U.S. Attorney McGregor W. Scott and FBI Special Agent Sean Regan met with Ms. Clark in September 2019 to tell her they did not find evidence to support federal criminal civil rights charges against Mercadal and Robinet.

Stephon Clark’s older brother Stevante Clark said it was “failed justice” when the county, state, and federal prosecutors closed their investigations. He, too, expects Bonta to consider reopening the case.

“They were exonorated for murder,” Stevante Clark said. “We’ve been failed on all levels. But I feel right now that this guy (Rob Bonta) does something when it comes to accountability. This law (AB 1506) passed is good. That’s great. We always said that slow progress is always better than no progress. But we want to see if he’ll actually open the case of Stephon Clark.”

Sequette Clark said Becerra and Scott conducted an “examination” of the case, not an actual investigation.

“They basically just spelled-checked the D.A.’s and police department’s investigations,” Ms. Clark said. “We didn’t get separate investigations. The state attorney general and the U.S. attorney never do their own investigations. They go solely off the initial investigations.”

Bonta, appointed by Gov. Newsom when Becerra was named U.S. secretary of Health and Human Services under President Joe Biden’s administration, already has hinted that he could use AB 1506 to build trust between law enforcement and communities around the state. 

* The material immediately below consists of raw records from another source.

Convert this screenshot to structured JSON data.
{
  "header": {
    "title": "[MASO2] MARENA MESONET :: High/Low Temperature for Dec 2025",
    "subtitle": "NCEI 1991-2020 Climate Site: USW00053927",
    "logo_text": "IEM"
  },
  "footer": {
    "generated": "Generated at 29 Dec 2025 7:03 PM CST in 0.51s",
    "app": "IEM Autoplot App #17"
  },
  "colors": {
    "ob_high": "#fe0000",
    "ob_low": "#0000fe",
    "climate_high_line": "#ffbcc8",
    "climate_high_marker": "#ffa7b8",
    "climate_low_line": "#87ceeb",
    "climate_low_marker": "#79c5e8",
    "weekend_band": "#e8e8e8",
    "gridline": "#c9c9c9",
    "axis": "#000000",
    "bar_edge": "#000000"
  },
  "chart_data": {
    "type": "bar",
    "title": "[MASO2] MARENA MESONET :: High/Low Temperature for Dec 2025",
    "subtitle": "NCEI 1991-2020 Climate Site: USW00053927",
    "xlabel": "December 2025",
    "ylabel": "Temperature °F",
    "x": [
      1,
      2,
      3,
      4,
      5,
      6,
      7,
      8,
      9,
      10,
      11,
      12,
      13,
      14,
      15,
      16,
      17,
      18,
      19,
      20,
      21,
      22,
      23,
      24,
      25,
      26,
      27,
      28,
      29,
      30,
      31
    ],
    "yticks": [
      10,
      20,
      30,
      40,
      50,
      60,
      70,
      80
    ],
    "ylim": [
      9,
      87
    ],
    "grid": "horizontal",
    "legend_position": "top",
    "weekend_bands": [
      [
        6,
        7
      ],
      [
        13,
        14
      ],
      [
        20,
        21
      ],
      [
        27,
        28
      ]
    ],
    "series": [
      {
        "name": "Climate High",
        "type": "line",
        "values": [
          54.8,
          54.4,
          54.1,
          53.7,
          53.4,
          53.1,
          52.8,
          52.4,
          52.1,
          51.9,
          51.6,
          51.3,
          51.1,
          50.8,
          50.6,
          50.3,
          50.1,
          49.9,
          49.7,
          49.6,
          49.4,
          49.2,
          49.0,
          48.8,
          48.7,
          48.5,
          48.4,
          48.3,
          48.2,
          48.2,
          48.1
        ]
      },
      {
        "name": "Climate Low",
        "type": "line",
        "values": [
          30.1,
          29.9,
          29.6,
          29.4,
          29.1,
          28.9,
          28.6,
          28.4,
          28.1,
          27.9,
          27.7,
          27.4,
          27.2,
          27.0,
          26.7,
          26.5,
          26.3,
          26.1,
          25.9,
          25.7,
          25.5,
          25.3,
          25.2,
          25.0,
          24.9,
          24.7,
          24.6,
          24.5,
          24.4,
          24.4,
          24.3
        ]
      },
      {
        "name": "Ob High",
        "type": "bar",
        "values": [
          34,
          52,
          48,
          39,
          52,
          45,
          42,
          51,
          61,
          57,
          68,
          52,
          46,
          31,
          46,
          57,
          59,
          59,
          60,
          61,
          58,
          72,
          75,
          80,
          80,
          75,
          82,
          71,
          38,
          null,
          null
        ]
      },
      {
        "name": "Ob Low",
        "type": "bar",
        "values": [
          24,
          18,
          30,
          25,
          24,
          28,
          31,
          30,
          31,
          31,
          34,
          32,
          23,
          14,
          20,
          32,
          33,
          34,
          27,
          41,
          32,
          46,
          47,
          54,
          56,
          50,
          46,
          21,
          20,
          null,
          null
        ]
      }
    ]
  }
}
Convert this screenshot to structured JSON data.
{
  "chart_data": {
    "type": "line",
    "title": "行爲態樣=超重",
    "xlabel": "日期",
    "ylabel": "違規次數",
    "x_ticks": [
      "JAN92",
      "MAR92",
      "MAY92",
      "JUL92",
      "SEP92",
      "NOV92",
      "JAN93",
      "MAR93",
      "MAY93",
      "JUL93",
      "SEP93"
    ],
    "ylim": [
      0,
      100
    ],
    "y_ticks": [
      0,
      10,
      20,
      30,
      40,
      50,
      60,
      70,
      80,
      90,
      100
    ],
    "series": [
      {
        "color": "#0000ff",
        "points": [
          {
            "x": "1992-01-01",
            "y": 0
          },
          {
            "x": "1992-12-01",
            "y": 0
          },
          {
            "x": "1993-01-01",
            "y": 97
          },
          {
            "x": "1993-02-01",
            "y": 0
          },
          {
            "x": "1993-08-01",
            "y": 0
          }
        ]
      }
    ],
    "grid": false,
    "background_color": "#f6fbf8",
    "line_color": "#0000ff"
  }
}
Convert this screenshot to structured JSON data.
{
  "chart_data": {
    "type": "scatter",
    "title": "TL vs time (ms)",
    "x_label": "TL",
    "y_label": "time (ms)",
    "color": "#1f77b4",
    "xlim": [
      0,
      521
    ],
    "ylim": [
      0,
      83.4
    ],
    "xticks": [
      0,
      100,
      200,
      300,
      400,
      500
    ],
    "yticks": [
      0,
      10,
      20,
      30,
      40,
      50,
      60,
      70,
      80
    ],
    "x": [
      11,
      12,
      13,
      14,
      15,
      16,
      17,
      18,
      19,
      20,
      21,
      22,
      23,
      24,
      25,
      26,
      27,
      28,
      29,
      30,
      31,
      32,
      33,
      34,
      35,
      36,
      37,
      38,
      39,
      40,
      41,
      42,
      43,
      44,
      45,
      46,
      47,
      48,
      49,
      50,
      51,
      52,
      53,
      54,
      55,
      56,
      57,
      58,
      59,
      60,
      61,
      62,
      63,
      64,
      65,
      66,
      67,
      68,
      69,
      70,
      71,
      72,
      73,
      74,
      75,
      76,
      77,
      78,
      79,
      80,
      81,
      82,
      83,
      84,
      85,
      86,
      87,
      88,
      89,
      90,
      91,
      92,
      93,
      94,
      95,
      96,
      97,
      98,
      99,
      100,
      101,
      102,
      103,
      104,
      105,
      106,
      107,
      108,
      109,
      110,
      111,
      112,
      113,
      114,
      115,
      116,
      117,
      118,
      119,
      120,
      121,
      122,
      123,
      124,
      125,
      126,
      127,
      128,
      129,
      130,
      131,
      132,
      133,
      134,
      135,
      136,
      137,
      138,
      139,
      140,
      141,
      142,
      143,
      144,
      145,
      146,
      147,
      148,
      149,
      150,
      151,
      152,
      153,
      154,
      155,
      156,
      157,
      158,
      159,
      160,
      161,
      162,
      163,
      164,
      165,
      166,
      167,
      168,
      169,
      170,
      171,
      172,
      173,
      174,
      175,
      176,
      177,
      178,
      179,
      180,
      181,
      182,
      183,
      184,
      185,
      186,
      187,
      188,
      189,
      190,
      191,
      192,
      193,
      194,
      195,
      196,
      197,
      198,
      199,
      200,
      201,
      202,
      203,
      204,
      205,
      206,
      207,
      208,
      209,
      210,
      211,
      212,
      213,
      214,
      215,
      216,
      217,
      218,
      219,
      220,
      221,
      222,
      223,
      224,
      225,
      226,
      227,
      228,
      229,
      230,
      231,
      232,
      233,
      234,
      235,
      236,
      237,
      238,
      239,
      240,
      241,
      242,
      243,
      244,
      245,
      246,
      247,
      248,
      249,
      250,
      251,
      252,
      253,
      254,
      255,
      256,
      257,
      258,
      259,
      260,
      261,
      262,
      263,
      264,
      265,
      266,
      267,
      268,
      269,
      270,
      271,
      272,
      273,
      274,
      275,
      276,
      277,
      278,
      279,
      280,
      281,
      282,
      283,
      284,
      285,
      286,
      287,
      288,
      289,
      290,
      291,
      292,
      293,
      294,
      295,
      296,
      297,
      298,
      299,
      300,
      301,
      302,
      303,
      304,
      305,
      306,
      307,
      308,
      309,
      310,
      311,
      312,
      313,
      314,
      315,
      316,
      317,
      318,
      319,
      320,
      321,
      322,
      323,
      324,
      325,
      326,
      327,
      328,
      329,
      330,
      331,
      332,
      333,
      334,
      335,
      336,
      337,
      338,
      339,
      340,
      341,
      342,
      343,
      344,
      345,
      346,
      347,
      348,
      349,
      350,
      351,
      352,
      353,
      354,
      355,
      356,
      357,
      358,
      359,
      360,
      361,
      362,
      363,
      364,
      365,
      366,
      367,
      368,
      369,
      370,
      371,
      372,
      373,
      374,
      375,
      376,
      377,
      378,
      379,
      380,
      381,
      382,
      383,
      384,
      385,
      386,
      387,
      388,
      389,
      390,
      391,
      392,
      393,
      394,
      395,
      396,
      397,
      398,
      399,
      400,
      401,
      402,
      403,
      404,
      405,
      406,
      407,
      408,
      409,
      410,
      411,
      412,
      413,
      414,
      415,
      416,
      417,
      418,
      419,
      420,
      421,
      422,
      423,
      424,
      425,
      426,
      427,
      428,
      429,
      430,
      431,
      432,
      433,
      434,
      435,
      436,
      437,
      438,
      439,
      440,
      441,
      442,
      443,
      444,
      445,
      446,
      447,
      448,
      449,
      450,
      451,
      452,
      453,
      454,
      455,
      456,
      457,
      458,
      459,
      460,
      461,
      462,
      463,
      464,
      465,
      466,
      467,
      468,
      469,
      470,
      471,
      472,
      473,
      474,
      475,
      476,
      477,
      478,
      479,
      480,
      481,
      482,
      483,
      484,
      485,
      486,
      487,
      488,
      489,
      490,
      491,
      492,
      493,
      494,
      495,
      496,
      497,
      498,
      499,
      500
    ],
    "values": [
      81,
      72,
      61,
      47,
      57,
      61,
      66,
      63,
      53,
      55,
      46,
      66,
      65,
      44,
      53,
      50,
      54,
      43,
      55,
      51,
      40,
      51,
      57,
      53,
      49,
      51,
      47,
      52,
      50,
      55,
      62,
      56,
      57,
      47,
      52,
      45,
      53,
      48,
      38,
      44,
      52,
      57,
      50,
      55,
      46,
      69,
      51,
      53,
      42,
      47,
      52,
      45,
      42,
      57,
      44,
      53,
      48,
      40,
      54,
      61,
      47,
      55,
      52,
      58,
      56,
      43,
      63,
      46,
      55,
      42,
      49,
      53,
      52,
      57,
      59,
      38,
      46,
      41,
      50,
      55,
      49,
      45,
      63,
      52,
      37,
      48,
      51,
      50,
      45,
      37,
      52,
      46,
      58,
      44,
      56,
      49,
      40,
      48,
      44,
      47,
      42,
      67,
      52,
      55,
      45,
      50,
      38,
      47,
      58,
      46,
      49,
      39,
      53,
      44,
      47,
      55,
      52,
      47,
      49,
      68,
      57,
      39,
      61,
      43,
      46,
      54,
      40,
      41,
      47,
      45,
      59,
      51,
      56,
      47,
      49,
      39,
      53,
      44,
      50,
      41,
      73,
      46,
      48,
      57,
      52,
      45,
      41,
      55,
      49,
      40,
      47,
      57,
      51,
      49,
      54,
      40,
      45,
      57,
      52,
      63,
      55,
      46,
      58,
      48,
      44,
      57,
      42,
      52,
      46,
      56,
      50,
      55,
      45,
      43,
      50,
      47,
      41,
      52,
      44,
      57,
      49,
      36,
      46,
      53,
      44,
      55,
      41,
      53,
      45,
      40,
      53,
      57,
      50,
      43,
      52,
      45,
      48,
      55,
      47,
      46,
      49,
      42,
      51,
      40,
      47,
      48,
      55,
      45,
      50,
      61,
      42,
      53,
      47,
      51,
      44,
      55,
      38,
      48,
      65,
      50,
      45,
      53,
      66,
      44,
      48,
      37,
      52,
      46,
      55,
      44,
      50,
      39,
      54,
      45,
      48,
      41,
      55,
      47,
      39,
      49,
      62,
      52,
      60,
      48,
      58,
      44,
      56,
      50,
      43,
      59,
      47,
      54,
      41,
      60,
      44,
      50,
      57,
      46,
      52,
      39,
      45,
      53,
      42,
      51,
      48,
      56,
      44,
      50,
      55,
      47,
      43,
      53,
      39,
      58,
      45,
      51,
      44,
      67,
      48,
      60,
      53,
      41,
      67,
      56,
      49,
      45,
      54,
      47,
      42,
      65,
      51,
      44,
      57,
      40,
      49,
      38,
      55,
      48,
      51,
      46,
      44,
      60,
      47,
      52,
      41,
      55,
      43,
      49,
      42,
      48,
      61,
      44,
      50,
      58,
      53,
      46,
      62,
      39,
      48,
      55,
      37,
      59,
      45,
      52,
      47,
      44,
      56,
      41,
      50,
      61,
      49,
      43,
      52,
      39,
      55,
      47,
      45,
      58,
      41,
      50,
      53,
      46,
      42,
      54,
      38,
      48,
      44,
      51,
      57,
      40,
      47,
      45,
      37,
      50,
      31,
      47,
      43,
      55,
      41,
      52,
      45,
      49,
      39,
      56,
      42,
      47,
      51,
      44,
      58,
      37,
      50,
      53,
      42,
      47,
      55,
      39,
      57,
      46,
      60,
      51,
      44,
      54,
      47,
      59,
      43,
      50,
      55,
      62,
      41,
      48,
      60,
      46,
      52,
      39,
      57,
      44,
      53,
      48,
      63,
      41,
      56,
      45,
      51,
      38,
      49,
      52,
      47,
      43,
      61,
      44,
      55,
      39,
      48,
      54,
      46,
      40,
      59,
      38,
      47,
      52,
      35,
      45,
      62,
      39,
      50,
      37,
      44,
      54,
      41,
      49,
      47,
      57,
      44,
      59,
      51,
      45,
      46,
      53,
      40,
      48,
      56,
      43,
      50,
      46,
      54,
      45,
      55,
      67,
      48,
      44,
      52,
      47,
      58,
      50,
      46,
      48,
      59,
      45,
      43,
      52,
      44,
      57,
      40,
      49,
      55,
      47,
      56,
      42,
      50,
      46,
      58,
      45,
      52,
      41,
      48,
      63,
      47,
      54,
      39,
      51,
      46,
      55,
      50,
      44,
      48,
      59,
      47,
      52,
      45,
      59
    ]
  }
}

The California Department of Justice expects to review up to 40 police-related murder investigations each year. Bonta said the process would be “fair and impartial.”

“I would think that anybody in their right mind would want to address the issues for the people you now serve,” Ms. Clark said of Bonta. “Just like the Stephon Clark law (AB 392, which limits police officers’ use of deadly force), if it’s that bad enough that you have to create a law like AB 1506, then the investigation of the murder of my son applies, too.”